Et puis, il y a une troisième attitude, une troisième action de Zachée qui précède sa conversion, c'est d'accueillir Dieu avec joie quand Il vient. Car si Dieu prend l'initiative de venir, malgré notre indignité, malgré notre péché et notre pauvreté, si Dieu, de façon inattendue et miraculeuse, frappe à notre porte, entre chez nous, vient faire sa demeure chez nous, alors il faut que ce soit non pas une fausse honte, non pas je en sais quelle modestie qui voudrait nous écarter de cette venue de Dieu parce que nous n'en sommes pas dignes, il faut que nous ouvrions toute grande les portes de notre maison et de notre cœur. Et cela avec joie, car la joie ne consiste pas à savoir que nous sommes dignes de Dieu, mais à savoir que Dieu a eu plaisir à venir en nous.

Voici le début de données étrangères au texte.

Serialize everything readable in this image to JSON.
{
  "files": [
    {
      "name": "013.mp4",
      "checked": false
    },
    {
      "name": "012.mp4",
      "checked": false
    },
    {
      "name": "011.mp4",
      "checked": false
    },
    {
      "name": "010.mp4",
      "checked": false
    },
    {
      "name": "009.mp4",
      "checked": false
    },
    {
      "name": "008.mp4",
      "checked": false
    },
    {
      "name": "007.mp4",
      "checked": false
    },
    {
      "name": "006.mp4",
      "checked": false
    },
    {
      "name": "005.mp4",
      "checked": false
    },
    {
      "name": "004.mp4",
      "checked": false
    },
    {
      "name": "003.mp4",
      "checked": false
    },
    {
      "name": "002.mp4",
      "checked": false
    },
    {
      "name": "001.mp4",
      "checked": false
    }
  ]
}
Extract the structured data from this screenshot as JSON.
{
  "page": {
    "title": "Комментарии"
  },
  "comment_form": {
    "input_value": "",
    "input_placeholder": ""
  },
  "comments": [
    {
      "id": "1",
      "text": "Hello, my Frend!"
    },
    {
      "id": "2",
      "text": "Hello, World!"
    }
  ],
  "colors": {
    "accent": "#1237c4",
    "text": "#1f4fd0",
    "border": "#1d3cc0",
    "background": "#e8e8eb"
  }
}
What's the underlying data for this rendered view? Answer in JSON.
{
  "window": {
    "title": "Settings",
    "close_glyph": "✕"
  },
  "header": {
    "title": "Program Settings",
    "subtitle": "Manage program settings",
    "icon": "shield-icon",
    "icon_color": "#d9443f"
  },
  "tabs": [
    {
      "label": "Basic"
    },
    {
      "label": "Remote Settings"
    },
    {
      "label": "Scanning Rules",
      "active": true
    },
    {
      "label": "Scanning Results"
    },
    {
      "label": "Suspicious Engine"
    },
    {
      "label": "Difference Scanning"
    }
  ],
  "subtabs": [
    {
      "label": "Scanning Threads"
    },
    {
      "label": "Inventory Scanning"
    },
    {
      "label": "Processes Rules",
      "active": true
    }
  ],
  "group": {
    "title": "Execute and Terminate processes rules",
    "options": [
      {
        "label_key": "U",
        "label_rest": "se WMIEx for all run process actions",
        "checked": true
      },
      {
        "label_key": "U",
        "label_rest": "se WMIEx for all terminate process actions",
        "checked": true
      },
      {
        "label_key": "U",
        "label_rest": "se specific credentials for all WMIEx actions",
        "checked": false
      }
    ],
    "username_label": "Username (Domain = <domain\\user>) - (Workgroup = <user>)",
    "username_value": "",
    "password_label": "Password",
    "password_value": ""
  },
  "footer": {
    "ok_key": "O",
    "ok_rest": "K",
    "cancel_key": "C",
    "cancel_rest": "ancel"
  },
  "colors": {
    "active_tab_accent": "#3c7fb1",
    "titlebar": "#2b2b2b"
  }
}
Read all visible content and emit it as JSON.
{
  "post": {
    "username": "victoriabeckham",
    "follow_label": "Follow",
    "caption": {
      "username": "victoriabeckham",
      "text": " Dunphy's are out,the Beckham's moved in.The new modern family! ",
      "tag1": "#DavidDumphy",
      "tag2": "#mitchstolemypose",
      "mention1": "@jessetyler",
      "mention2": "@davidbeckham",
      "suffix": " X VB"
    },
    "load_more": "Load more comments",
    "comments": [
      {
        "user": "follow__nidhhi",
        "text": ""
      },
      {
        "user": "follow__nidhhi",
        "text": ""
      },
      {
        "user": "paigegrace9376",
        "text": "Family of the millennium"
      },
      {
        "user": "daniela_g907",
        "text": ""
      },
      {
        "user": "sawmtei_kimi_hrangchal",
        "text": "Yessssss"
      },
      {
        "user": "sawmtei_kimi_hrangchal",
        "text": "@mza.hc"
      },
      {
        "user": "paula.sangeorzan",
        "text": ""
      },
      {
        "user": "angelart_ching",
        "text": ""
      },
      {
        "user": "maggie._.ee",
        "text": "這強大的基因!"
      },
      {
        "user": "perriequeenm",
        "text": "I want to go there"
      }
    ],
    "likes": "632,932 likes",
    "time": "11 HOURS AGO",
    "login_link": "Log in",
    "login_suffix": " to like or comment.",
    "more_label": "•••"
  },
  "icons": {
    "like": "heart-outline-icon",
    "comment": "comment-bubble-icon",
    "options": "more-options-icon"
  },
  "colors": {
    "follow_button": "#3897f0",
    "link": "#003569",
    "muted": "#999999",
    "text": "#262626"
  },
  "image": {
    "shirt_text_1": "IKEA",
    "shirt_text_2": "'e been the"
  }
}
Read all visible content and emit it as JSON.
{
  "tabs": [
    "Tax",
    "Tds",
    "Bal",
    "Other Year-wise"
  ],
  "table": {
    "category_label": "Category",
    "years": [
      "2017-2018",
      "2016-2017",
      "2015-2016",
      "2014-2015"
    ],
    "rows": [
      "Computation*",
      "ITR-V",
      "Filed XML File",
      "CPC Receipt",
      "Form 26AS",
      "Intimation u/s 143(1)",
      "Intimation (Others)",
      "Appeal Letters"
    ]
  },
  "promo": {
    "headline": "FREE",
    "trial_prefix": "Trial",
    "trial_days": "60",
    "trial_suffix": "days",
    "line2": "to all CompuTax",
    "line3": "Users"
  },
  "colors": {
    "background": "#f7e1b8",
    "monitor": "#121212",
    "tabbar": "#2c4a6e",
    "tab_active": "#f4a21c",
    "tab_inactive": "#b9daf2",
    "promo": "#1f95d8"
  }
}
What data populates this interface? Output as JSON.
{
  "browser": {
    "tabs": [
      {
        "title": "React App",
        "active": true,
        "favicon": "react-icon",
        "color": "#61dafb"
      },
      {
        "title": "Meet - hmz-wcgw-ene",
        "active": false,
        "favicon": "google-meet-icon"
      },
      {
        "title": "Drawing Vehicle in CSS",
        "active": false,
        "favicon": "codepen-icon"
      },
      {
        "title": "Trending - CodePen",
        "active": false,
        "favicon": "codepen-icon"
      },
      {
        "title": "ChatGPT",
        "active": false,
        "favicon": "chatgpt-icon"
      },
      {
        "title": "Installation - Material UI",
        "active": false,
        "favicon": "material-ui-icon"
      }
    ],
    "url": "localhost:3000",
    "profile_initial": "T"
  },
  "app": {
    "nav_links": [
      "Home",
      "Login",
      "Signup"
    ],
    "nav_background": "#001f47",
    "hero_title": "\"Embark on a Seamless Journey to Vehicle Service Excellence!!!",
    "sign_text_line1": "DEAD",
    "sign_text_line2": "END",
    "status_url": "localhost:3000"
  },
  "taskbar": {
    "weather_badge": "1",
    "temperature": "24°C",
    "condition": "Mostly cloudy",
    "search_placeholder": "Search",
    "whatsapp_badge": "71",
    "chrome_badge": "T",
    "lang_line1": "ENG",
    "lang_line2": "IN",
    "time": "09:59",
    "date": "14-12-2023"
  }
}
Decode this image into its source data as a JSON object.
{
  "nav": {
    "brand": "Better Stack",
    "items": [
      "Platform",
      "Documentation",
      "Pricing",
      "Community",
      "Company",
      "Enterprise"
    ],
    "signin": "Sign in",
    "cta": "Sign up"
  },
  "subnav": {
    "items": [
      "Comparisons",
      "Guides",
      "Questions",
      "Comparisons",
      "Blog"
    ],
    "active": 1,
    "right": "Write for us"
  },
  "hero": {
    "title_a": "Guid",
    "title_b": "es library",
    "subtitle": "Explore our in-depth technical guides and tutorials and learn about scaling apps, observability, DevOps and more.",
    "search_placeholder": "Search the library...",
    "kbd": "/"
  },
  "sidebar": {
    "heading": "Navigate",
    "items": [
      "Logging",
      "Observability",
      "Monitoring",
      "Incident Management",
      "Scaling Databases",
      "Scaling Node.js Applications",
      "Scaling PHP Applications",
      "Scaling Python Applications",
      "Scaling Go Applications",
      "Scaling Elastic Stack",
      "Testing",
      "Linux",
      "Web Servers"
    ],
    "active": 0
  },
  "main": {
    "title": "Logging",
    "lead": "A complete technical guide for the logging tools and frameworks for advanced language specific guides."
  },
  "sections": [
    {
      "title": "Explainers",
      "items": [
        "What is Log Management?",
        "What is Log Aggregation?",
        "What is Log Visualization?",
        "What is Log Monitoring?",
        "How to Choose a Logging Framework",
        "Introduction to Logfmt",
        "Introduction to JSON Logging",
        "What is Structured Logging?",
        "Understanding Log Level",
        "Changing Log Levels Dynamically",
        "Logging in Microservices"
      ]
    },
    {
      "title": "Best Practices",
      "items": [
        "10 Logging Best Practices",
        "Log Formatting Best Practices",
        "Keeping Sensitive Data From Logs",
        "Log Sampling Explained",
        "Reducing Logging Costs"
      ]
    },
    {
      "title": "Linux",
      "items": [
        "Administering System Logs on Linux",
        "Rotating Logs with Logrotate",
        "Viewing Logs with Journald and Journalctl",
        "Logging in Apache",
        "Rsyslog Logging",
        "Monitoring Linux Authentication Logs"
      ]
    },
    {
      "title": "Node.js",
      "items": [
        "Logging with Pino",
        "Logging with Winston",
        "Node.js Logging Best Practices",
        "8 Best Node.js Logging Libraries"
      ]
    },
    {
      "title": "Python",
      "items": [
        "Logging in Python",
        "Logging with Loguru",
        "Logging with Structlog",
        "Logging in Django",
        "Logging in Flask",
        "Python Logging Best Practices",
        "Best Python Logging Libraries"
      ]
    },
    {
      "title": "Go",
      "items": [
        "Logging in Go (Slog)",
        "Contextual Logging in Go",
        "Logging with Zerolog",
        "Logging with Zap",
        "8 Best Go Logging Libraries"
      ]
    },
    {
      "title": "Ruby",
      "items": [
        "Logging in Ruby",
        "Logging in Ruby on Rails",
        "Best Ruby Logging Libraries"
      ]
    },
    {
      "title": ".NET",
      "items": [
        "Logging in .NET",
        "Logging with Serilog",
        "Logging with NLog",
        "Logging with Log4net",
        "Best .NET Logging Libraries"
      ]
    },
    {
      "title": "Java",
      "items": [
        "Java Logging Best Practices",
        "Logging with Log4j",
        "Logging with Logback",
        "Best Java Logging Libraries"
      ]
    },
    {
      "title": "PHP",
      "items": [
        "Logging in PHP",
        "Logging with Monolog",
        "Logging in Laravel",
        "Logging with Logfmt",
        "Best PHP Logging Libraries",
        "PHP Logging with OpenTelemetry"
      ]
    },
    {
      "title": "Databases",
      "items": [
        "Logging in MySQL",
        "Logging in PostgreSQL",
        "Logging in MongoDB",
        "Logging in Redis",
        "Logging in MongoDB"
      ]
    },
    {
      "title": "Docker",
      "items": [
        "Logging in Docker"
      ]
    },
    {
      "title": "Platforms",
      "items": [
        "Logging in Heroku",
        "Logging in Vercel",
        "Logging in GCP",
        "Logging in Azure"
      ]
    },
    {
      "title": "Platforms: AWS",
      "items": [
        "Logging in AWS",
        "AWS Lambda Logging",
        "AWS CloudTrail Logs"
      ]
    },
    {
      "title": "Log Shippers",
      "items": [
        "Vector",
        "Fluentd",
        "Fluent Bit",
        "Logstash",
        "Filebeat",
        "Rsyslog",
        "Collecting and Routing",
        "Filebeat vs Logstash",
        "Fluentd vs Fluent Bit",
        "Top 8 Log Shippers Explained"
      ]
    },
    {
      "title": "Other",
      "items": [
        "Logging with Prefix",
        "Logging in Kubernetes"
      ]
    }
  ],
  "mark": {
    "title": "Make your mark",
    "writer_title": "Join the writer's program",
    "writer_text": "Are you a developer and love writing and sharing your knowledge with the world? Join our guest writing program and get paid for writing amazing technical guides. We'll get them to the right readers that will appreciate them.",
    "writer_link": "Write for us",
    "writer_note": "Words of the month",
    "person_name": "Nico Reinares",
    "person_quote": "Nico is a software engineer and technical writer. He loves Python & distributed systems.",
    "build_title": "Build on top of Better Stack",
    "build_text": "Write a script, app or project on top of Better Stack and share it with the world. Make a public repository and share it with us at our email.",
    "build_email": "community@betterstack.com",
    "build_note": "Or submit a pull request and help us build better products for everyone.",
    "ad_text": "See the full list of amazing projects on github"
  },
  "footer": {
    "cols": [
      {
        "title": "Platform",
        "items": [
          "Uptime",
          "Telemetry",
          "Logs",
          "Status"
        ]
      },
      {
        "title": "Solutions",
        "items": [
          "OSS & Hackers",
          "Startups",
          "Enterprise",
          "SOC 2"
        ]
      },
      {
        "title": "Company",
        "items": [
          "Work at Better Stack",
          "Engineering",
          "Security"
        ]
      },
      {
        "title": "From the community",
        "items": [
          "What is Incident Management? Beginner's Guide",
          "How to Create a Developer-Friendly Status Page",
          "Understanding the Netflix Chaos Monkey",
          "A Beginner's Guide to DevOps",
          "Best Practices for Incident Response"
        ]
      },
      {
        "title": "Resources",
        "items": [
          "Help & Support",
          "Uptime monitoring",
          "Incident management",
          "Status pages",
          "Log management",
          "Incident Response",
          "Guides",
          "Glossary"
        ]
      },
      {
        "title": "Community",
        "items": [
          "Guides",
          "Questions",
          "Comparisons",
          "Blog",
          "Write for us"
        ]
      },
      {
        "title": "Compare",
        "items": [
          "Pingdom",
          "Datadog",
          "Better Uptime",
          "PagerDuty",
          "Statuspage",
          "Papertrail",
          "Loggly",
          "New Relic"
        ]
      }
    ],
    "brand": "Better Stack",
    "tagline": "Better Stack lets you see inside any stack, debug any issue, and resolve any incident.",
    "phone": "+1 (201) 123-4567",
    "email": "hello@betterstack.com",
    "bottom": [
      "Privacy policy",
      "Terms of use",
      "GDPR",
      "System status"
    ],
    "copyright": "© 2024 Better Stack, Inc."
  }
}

Même si ceci nous semble étrange, même si nous ne comprenons pas très bien pourquoi Dieu vient chez nous, alors que nous sommes si peu de choses mais au contraire que nous sommes si lamentablement loin de Lui. Quand Dieu vient, notre visage doit s'éclairer, nos portes doivent s'ouvrir et notre maison, si misérable soit-elle, doit être tout entière illuminée par cette venue, sans que nous ayons aucun retour sur nous-mêmes, aucun scrupule ni aucune manière de nous préoccuper de la poussière qui traîne peut-être ici ou là sur les meubles, ou s'il y a des choses qui ne sont pas très bien rangées. Dieu vient, cela suffit ! Si nous avons eu le désir de le voir, si nous avons su, en vérité, connaître et savoir ce que cela veut dire que d'être perdu, à ce moment-là, nous n'aurons pas la tentation de faire la fine bouche quand Dieu viendra. Et ce sera une joie tellement incommensurable, tellement inattendue. Nous saurons à quel point cela est merveilleux que Dieu vienne que nous serons submergés par cette joie et que nous n'aurons pas le temps de nous préoccuper d'autres détails. Alors viendra la conversion qui sera l'œuvre de Dieu, l'œuvre de sa grâce, pourvu que nous ayons laissé, justement par cette triple attitude, cette grâce venir jusqu'à nous et entrer chez nous.